“There was one world; there are two, the man said, and so it was!” This inscription is on a plaque on the front of what is thought to be Christopher Columbus’s birthplace in Cogoleto, near Genoa, where the navigator and explorer universally known as the discoverer of the Americas was born in 1451. Christopher was the eldest of four children born to Susanna Fontanarossa and merchant Domenico Columbus. Little is known of his early years, and some even doubt his Italian origins, claiming he was born in Spain or Portugal. But there is no doubt that he began to sail at a very young age. Columbus visited ports in Chios, Guinea, Madeira, and may even have sailed as far as Iceland. But in 1479 he chose to live in Lisbon, where he moved in with his brother, the cartographer Bartholomew.

He married Felipa Moniz Perestrello, daughter of the governor of the Azores. She soon gave birth to Columbus’ first son Diego. Columbus was already an expert navigator by the time he read The Travels of Marco Polo and was already familiar with the winds of the Atlantic when he began to consider sailing to China from the West. Columbus made calculations to prepare for the voyage, but they proved wrong. He thought the earth’s diameter was only one-fourth its actual length. Convinced that Asia extended much farther to the East, he decided to reach India by sailing West. In 1484 Columbus asked John II of Portugal to finance his oceanic voyage, but the king refused. Shortly thereafter, Columbus’s wife died, and he chose to leave Portugal and move to Spain, where he proposed the same project to Spain’s Catholic monarchs. After refusing more than once, they ultimately agreed to finance the expedition in 1492 in an attempt to extend their colonial interests overseas.

Three ships were prepared in Palos: the Niña, the Pinta, and the Santa Maria, as well as a crew of roughly 90 sailors. Columbus boarded the flagship, the Santa Maria. The other two vessels were captained by the Pinzòn brothers. “We set sail on Friday, August 3 1492, at eight o’clock, departing from the bar of Saltes…” The historic voyage had begun. After stopping briefly at the Canary Islands and sailing the open seas for 31 days, on October 12, 1492 the ships found land. Columbus thought he had reached Asia, but he was actually exploring San Salvador, Cuba and Haiti. He made a triumphant return to Spain, bringing back a number of natives as proof of the new lands he’d discovered. He would later organize three other, less successful expeditions to the Americas in 1493 and 1498.

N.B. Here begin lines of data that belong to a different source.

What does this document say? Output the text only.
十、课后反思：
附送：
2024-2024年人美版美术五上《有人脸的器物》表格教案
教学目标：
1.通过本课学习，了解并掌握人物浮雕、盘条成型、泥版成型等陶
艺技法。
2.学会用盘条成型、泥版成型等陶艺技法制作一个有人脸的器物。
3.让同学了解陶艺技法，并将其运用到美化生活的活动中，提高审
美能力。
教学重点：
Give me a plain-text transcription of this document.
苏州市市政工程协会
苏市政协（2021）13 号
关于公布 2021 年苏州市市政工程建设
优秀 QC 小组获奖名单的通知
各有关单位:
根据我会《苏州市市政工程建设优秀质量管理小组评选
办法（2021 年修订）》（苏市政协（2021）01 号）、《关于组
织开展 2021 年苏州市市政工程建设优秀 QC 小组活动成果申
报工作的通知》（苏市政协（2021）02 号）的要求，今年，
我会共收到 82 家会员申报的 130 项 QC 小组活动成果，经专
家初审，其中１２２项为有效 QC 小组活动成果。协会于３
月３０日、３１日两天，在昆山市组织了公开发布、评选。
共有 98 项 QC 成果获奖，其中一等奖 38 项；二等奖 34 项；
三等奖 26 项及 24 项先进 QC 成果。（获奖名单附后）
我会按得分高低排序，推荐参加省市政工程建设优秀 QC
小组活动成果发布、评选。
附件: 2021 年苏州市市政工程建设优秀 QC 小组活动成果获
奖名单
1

In 1500, he was arrested in the colony of Santo Domingo. Columbus was accused of inciting a revolt among colonists on the island, where he had been made governor following its discovery. He was freed thanks to Queen Isabella’s intervention. In 1503, Columbus went to Panama and Jamaica. Christopher Columbus died in 1506, in Valladolid, Spain, with the certainty of having discovered corn. He never knew that he had also discovered the New World.